The PSNWA Distinguished Photographer series presents Beverly Buys, a cyanotype artist from Hot Springs, Arkansas.
A former educator who is listed on the Arkansas Arts Registry, she is a 57th Delta exhibition participant, and has hung solo shows at the Delta Cultural Center, ASU Beebe Gallery, and many other locations. Primarily known for cyanotypes, she is an analogue photographer working with light sensitive materials and chemistry in a traditional darkroom.
Brooklyn photographer Ed Drew was commissioned to photograph Black Arkansas Veterans upon a recent relocation to Little Rock – a work on social equality which is currently on exhibit at the Mosaic Templar Cultural Center.
Since 2017, Carlos Diaz has travelled 30,000 miles photographing Confederate Monuments as they are being removed. As a person of color, he is “bravely attentive” to American history and national shortcomings on race and diversity.
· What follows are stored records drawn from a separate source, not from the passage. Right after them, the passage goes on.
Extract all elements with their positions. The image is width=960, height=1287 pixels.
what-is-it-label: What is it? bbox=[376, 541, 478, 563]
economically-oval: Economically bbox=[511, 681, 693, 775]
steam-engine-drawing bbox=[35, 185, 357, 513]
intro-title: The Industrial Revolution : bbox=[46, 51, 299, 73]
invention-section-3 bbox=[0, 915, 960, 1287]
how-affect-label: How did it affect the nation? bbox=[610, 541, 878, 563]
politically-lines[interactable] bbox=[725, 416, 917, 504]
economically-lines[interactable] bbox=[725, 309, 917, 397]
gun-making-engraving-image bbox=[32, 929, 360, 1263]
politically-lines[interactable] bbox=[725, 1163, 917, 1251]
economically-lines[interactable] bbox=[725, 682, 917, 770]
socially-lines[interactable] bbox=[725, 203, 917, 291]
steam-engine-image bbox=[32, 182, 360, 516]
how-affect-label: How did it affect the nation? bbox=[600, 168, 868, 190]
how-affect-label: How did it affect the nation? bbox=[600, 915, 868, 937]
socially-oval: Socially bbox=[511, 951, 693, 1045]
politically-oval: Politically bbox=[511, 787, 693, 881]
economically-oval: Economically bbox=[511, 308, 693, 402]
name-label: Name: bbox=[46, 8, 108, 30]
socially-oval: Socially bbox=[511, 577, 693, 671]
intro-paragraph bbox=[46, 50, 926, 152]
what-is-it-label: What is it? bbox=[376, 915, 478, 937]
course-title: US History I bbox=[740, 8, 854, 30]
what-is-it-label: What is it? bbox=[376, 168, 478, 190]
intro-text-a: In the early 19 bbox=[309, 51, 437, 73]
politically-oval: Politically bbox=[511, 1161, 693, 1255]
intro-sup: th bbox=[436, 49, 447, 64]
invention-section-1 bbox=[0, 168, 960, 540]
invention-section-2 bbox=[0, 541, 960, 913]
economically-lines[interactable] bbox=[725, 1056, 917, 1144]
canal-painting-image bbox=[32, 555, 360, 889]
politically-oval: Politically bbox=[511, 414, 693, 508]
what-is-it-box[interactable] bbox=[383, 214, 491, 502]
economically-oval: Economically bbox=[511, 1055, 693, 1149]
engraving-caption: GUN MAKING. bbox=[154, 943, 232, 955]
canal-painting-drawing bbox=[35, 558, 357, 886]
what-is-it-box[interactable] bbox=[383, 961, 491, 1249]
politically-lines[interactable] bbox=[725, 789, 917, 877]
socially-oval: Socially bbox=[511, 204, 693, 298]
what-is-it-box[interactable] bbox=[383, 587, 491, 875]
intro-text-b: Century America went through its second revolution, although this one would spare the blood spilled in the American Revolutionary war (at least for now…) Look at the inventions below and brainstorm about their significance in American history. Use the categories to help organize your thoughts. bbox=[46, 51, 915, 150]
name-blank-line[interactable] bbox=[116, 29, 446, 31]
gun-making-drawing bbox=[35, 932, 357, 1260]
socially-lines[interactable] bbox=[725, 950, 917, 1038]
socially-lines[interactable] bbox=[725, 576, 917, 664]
In an effort to better understand the controversy and complexity of Confederate Monuments, Carlos hopes his viewers will engage as culture transforms, and contribute to conversations about our changing American experience.
Since 2018, Eileen Powers has had 11 rounds of chemotherapy, abdominal resection surgery due to lymphoma, a stem cell transplant and a CAR t-cell treatment.
She is a photographer, artist and graphic designer living on Cape Cod who fought cancer with levity and joy. Upon losing hair to chemo, her friends replaced it in the most humorous ways – eventually making nearly 100 heads of replacement hair.
Personal Projects are created from a burning desire to photograph with a message in mind.
The subject of your message could be on identity, diversity, atrocity, or even a pandemic. But how do you get started? How do you gain access to photograph the subjects that inspire you? And what about process? If starting can be hard, how do you know when you are done?